Proteção de dados e privacidade virou argumento de venda: como a LGPD está gerando lucro, não só evitando multa

Por muito tempo, falar em proteção de dados e privacidade dentro de uma empresa significava falar em risco, multa, processo, dor de cabeça jurídica.

Mas esse cenário mudou. Um levantamento recente mostrou que 96% das empresas relatam impacto positivo depois de se adequarem e investirem em privacidade.

Em outras palavras, uma vez em conformidade, essas empresas colheram vantagens reais e mensuráveis para o negócio.

Segundo o mesmo levantamento, as empresas que já estruturaram sua governança de dados relatam ganhos concretos como mais confiança do cliente, processos de investimento mais rápidos, diferencial competitivo frente a concorrentes que ainda estão em fase de adequação e proteção de reputação quando incidentes acontecem com outras empresas do mercado.

Na prática, isso significa que a frase "aqui seus dados estão protegidos" deixou de ser rodapé de política de privacidade e passou a ser argumento de vendas.

Um estudo acadêmico sobre e-commerce brasileiro reforça que a conformidade com a LGPD vai além do simples cumprimento normativo e se torna um diferencial competitivo para as lojas virtuais que adotam práticas transparentes e responsáveis na gestão de dados dos clientes.

Esse raciocínio não vale só para dados pessoais, vale para qualquer negócio construído sobre transparência com o consumidor, onde quanto mais transparente e previsível a relação, maior a disposição do cliente em continuar comprando.

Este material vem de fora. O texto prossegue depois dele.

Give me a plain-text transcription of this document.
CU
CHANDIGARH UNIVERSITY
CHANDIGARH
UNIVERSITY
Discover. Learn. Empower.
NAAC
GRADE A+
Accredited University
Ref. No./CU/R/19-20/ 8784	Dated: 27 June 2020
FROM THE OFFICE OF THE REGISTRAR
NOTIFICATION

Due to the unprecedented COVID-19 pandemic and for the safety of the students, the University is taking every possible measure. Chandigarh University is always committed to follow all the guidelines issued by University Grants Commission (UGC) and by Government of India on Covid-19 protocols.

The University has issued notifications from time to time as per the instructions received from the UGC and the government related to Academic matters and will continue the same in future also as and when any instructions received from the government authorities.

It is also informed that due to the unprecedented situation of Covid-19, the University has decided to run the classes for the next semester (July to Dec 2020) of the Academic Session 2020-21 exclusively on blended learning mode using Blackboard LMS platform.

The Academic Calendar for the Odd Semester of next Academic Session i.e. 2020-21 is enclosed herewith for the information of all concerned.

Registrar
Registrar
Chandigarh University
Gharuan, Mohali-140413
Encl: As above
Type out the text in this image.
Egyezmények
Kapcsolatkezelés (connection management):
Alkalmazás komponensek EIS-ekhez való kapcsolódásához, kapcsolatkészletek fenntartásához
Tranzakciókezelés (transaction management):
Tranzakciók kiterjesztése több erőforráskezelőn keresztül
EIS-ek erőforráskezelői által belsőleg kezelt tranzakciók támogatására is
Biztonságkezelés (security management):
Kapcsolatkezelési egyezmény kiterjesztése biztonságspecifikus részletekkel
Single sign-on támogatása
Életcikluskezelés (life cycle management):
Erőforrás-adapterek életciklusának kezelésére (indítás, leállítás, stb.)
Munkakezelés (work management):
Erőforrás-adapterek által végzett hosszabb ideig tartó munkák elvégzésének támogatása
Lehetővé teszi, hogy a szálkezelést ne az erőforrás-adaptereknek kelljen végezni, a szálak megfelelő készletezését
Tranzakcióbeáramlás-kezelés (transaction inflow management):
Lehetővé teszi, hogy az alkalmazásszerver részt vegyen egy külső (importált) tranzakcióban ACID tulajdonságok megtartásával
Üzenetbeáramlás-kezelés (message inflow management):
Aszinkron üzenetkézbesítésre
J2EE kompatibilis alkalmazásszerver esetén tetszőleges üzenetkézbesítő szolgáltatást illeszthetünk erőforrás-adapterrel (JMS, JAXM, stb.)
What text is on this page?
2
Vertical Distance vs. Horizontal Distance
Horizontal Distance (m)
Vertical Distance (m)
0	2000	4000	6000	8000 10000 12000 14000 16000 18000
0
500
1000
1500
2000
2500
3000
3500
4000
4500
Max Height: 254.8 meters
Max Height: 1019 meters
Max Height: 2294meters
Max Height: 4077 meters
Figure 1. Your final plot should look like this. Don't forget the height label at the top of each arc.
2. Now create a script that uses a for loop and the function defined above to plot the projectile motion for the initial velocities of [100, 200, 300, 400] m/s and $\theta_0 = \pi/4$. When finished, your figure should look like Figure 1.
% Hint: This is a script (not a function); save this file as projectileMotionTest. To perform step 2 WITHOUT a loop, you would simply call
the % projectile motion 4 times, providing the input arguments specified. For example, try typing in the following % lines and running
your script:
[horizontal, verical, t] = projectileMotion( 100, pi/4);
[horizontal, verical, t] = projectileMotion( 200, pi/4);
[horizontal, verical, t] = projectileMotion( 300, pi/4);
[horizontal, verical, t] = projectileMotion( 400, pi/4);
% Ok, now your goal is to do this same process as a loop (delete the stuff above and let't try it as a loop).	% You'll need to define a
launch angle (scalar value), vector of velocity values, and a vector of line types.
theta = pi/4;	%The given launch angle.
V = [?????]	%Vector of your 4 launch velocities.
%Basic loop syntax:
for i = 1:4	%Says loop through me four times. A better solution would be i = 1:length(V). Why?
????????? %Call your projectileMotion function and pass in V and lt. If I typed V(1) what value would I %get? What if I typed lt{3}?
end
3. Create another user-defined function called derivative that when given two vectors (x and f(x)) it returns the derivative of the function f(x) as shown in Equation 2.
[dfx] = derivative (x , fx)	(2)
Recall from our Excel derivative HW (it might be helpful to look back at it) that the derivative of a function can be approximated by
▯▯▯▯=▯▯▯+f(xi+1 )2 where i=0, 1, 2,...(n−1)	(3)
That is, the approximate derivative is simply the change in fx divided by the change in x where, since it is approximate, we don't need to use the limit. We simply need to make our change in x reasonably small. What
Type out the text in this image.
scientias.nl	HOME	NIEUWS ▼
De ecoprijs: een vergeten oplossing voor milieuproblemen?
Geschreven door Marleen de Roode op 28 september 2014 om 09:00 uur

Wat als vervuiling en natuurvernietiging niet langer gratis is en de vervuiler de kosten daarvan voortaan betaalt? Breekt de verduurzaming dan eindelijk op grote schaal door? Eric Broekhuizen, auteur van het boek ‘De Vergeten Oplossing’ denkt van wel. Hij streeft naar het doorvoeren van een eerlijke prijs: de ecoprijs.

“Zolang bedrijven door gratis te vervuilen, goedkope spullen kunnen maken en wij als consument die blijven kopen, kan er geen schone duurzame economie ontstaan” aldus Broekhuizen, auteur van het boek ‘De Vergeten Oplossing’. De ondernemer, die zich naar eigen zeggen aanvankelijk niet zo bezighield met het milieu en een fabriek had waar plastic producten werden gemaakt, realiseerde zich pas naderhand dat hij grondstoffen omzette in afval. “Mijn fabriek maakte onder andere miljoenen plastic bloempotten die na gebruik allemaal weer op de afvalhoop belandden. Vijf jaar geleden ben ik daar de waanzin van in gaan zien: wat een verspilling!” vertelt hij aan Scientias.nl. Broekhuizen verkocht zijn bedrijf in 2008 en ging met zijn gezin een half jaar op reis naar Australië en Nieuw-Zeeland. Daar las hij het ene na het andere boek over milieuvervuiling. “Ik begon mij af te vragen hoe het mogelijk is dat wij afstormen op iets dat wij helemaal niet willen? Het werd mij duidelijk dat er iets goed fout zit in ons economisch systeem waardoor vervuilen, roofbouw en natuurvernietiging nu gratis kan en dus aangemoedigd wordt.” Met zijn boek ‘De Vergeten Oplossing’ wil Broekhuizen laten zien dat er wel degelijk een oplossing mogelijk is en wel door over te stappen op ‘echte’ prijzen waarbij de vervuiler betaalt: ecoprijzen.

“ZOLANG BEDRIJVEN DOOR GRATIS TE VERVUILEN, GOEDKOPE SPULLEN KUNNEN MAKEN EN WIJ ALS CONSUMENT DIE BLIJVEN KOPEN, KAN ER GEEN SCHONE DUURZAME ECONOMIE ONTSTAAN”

Para negócios de compra e venda pela internet, o recado é direto, cada ponto de contato com o cliente (atendimento, checkout, marketing, pós-venda) é também um ponto de exposição de dados pessoais.

E cada um desses pontos pode ser transformado em prova de confiança, não em vulnerabilidade.

Isso passa por medidas concretas como controle de acesso bem definido, criptografia das informações trafegadas, registro de atividades e, sobretudo, transparência ativa com o cliente sobre como seus dados são usados.

Veja também o artigo da Huggy sobre senhas fortes e proteção de dados.

Na Huggy, essa lógica está no centro da plataforma, onde recursos como autenticação em dois fatores, controle de acesso granular, encriptação de dados e possibilidade de exclusão de dados a pedido do titular não existem só para atender a LGPD, existem para que a conformidade vire parte visível da experiência do cliente, e não um detalhe escondido nos termos de uso.

Se a sua empresa ainda trata proteção de dados como custo a ser minimizado, talvez seja hora de olhar para o outro lado da equação e acreditar que a confiança bem construída pode ser revertida em retenção, reputação e vendas.